Put those two approaches together and a sensible “direct and near-direct” range for a regulated Basant in Lahore in 2026 sits around Rs 4–6 billion. Its range is roughly $15–20 million. The bigger economic story, however, does not end there. Indirect effects run through suppliers restocking paper, dyes, packaging, fuel, and food inputs; induced effects follow when workers paid during the festival spend that income on household needs afterward.
Economists often bundle these into “multiplier effects”, but the practical takeaway is simpler: a festival recycles cash through many hands in a short time, which is especially valuable in a city where so many households live close to the margin.
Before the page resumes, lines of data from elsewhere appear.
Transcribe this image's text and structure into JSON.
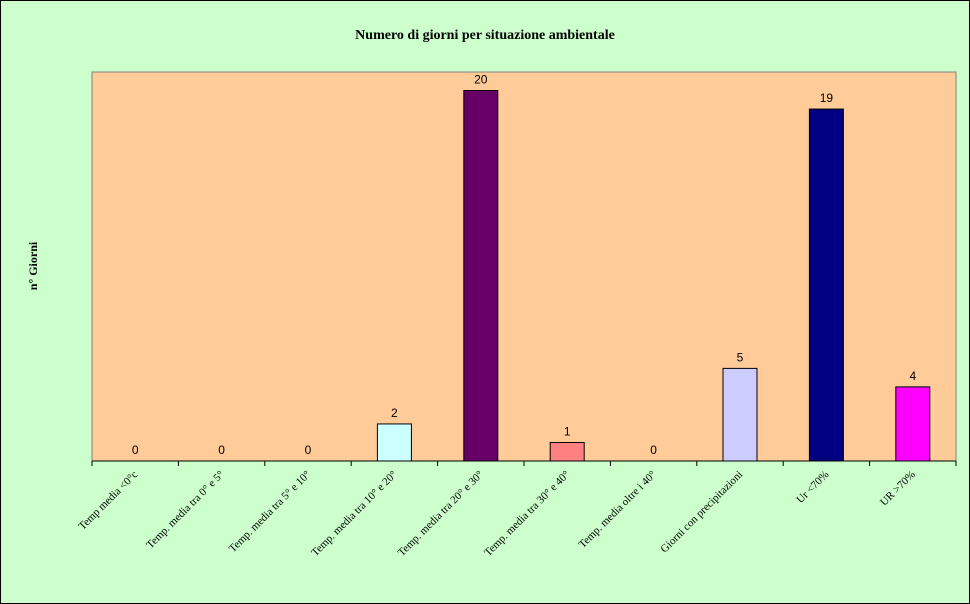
{
  "chart_data": {
    "type": "bar",
    "title": "Numero di giorni per situazione ambientale",
    "xlabel": "",
    "ylabel": "n° Giorni",
    "categories": [
      "Temp media <0°c",
      "Temp. media tra 0° e 5°",
      "Temp. media tra 5° e 10°",
      "Temp. media tra 10° e 20°",
      "Temp. media tra 20° e 30°",
      "Temp. media tra 30° e 40°",
      "Temp. media oltre i 40°",
      "Giorni con precipitazioni",
      "Ur  <70%",
      "UR >70%"
    ],
    "values": [
      0,
      0,
      0,
      2,
      20,
      1,
      0,
      5,
      19,
      4
    ],
    "bar_colors": [
      "#ccffff",
      "#ccffff",
      "#ccffff",
      "#ccffff",
      "#660066",
      "#ff8080",
      "#ccffff",
      "#ccccff",
      "#000080",
      "#ff00ff"
    ],
    "ylim": [
      0,
      21
    ],
    "grid": false,
    "legend": "none",
    "colors": {
      "background": "#ccffcc",
      "plot_area": "#ffcc99"
    }
  }
}
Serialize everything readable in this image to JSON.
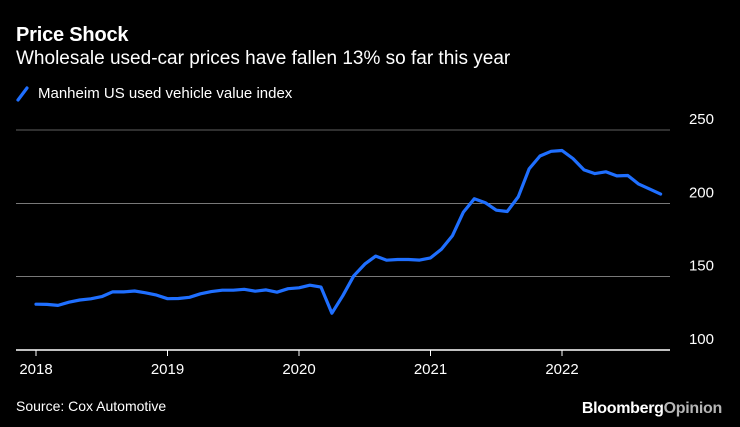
{
  "header": {
    "title": "Price Shock",
    "subtitle": "Wholesale used-car prices have fallen 13% so far this year"
  },
  "footer": {
    "source": "Source: Cox Automotive",
    "brand_part1": "Bloomberg",
    "brand_part2": "Opinion"
  },
  "colors": {
    "background": "#000000",
    "line": "#1f6fff",
    "grid": "#ffffff"
  },
  "chart_data": {
    "type": "line",
    "title": "Price Shock",
    "subtitle": "Wholesale used-car prices have fallen 13% so far this year",
    "xlabel": "",
    "ylabel": "",
    "ylim": [
      100,
      250
    ],
    "yticks": [
      100,
      150,
      200,
      250
    ],
    "xticks": [
      {
        "label": "2018",
        "value": 2018.0
      },
      {
        "label": "2019",
        "value": 2019.0
      },
      {
        "label": "2020",
        "value": 2020.0
      },
      {
        "label": "2021",
        "value": 2021.0
      },
      {
        "label": "2022",
        "value": 2022.0
      }
    ],
    "xlim": [
      2017.9,
      2023.0
    ],
    "grid": true,
    "legend_position": "top-left",
    "series": [
      {
        "name": "Manheim US used vehicle value index",
        "x": [
          2018.0,
          2018.083,
          2018.167,
          2018.25,
          2018.333,
          2018.417,
          2018.5,
          2018.583,
          2018.667,
          2018.75,
          2018.833,
          2018.917,
          2019.0,
          2019.083,
          2019.167,
          2019.25,
          2019.333,
          2019.417,
          2019.5,
          2019.583,
          2019.667,
          2019.75,
          2019.833,
          2019.917,
          2020.0,
          2020.083,
          2020.167,
          2020.25,
          2020.333,
          2020.417,
          2020.5,
          2020.583,
          2020.667,
          2020.75,
          2020.833,
          2020.917,
          2021.0,
          2021.083,
          2021.167,
          2021.25,
          2021.333,
          2021.417,
          2021.5,
          2021.583,
          2021.667,
          2021.75,
          2021.833,
          2021.917,
          2022.0,
          2022.083,
          2022.167,
          2022.25,
          2022.333,
          2022.417,
          2022.5,
          2022.583,
          2022.667,
          2022.75
        ],
        "values": [
          131.2,
          131.1,
          130.4,
          132.6,
          134.1,
          134.9,
          136.4,
          139.7,
          139.6,
          140.2,
          139.0,
          137.4,
          135.0,
          135.1,
          135.9,
          138.3,
          139.8,
          140.8,
          140.8,
          141.4,
          140.1,
          141.0,
          139.4,
          141.8,
          142.4,
          144.2,
          142.9,
          125.1,
          137.0,
          150.6,
          158.6,
          164.0,
          161.2,
          161.7,
          161.7,
          161.3,
          162.8,
          168.7,
          178.0,
          194.0,
          203.1,
          200.4,
          195.3,
          194.4,
          204.4,
          223.5,
          232.3,
          235.5,
          236.0,
          230.6,
          222.8,
          220.3,
          221.5,
          218.7,
          219.0,
          213.1,
          209.7,
          206.3
        ]
      }
    ]
  }
}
A quick Pakistan-wide benchmark can still help readers. In FY2024–25, Pakistan had about 77.2 million employed persons and nominal GDP around Rs 114,692 billion (Rs 114.7 trillion). That crude ratio implies roughly 670 jobs per Rs 1 billion of annual output, on average. So Rs 5 billion corresponds to about 3,300 “job-years” if that activity were sustained for a full year, not a one-off burst.
A useful external comparison is Gujarat’s kite economy, not as a scoreboard but as a lesson in what formal supply chains can do to measured value. Gujarat accounts for roughly 65 percent of India’s kite output, with a kite industry worth about INR 6.5 billion (around $76.6m) and supporting roughly 130,000 people considered year-round. The implication for Lahore is not “match Gujarat”; it is that when production, distribution, and retail are organised and recorded, the economic footprint becomes easier to see– and easier to govern.
If Basant is to be assessed through an economic lens, the debate should move from slogans to measurement. Start with what is countable: registered sale points, event-day turnover, and a simple sample-based estimate that can be repeated each year. That is how a city turns a festival from a guessing game into an accountable, regulated burst of commerce– one where livelihoods, not just nostalgia, sit at the centre of the argument.